Ella recuerda a este niño que tenía mucha hambre, era su hermanito menor.
A ella le gustaba contar, tenía claro cuantos días componían su vida. Sin embargo, le pesa que en los últimos momentos perdió la cuenta.
Piensa en el número aproximado, unos mil trescientos días. Apenas sabía hablar ese pequeño.
Dicen que la muerte más dolorosa es ser hervido. Que primero se desintegra la piel, los músculos, los órganos y los huesos. Así, en orden, lentamente, paso a paso.
Lo escuchó por ahí alguna vez, o quizás aprendió esa idea cuando conoció el rostro del dolor.
Era un pequeño hambriento, gordito a pesar de que no comían más que sopa en esa casa. Su madre decía que las verduras hervidas eran lo más simple, lo más rápido.
Pero no soporta ese olor a carne, no soporta ese sonido, cuando empieza a hervir el agua. No lo soporta.
Bájate de ahí, mierda.
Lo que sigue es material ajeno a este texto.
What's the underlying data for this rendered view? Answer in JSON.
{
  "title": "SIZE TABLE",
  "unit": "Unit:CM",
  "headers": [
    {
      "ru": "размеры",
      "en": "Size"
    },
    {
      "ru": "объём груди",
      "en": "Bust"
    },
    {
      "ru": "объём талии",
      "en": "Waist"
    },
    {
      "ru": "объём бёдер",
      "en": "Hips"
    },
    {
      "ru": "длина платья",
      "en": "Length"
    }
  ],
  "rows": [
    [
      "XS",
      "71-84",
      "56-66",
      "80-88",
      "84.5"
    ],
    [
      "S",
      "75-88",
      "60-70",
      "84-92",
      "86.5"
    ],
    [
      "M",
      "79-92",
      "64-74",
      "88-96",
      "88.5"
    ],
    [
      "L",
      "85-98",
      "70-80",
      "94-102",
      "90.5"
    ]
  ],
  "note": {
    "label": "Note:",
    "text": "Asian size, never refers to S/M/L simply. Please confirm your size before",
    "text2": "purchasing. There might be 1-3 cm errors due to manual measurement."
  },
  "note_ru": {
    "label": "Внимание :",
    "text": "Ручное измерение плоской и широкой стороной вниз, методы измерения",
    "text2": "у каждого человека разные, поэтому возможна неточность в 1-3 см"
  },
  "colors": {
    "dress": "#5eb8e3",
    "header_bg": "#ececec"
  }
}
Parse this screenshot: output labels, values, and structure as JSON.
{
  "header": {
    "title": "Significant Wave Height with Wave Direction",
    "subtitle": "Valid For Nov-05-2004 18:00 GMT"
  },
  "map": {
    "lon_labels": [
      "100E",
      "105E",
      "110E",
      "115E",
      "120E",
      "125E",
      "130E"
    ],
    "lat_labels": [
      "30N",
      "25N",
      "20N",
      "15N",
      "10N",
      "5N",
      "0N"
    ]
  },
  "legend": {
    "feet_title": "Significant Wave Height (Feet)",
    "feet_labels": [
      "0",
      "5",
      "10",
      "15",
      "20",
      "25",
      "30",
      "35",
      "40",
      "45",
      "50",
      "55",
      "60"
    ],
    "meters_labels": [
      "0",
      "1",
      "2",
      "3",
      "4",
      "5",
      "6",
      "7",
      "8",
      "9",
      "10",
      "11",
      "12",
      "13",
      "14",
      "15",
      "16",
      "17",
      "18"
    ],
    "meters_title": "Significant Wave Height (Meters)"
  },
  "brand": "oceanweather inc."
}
Tan hambriento este cabro hueón.
Pero él tenía tanta hambre, y cómo alivia el hambre quién aún no puede hablar.
Nunca le gustaron los gritos, ni el olor a sopa, ni el olor a cigarro, ni la humareda caliente y sofocante en la cocina.
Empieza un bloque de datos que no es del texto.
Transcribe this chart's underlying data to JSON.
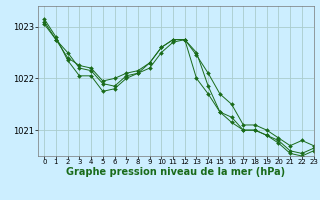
{
  "background_color": "#cceeff",
  "grid_color": "#aacccc",
  "line_color": "#1a6b1a",
  "marker_color": "#1a6b1a",
  "xlabel": "Graphe pression niveau de la mer (hPa)",
  "xlabel_fontsize": 7,
  "xlim": [
    -0.5,
    23
  ],
  "ylim": [
    1020.5,
    1023.4
  ],
  "yticks": [
    1021,
    1022,
    1023
  ],
  "xticks": [
    0,
    1,
    2,
    3,
    4,
    5,
    6,
    7,
    8,
    9,
    10,
    11,
    12,
    13,
    14,
    15,
    16,
    17,
    18,
    19,
    20,
    21,
    22,
    23
  ],
  "series1_x": [
    0,
    1,
    2,
    3,
    4,
    5,
    6,
    7,
    8,
    9,
    10,
    11,
    12,
    13,
    14,
    15,
    16,
    17,
    18,
    19,
    20,
    21,
    22,
    23
  ],
  "series1_y": [
    1023.1,
    1022.75,
    1022.5,
    1022.2,
    1022.15,
    1021.9,
    1021.85,
    1022.05,
    1022.1,
    1022.3,
    1022.6,
    1022.75,
    1022.75,
    1022.45,
    1022.1,
    1021.7,
    1021.5,
    1021.1,
    1021.1,
    1021.0,
    1020.85,
    1020.7,
    1020.8,
    1020.7
  ],
  "series2_x": [
    0,
    1,
    2,
    3,
    4,
    5,
    6,
    7,
    8,
    9,
    10,
    11,
    12,
    13,
    14,
    15,
    16,
    17,
    18,
    19,
    20,
    21,
    22,
    23
  ],
  "series2_y": [
    1023.05,
    1022.75,
    1022.4,
    1022.25,
    1022.2,
    1021.95,
    1022.0,
    1022.1,
    1022.15,
    1022.3,
    1022.6,
    1022.75,
    1022.75,
    1022.0,
    1021.7,
    1021.35,
    1021.15,
    1021.0,
    1021.0,
    1020.9,
    1020.8,
    1020.6,
    1020.55,
    1020.65
  ],
  "series3_x": [
    0,
    1,
    2,
    3,
    4,
    5,
    6,
    7,
    8,
    9,
    10,
    11,
    12,
    13,
    14,
    15,
    16,
    17,
    18,
    19,
    20,
    21,
    22,
    23
  ],
  "series3_y": [
    1023.15,
    1022.8,
    1022.35,
    1022.05,
    1022.05,
    1021.75,
    1021.8,
    1022.0,
    1022.1,
    1022.2,
    1022.5,
    1022.7,
    1022.75,
    1022.5,
    1021.85,
    1021.35,
    1021.25,
    1021.0,
    1021.0,
    1020.9,
    1020.75,
    1020.55,
    1020.5,
    1020.6
  ]
}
Nunca le gustó el tintineo de la loza ni los tirones de cabello, ni los golpes, ni la cebolla recién picada.
Nunca le gustó el llanto que venía después.
Pero recuerda lágrimas y un grito desgarrado. Una madre deformada, una parálisis en su cuerpo.
Por sobre el dolor el agua hirviendo, y por sobre el llanto el recuerdo de un niño hambriento.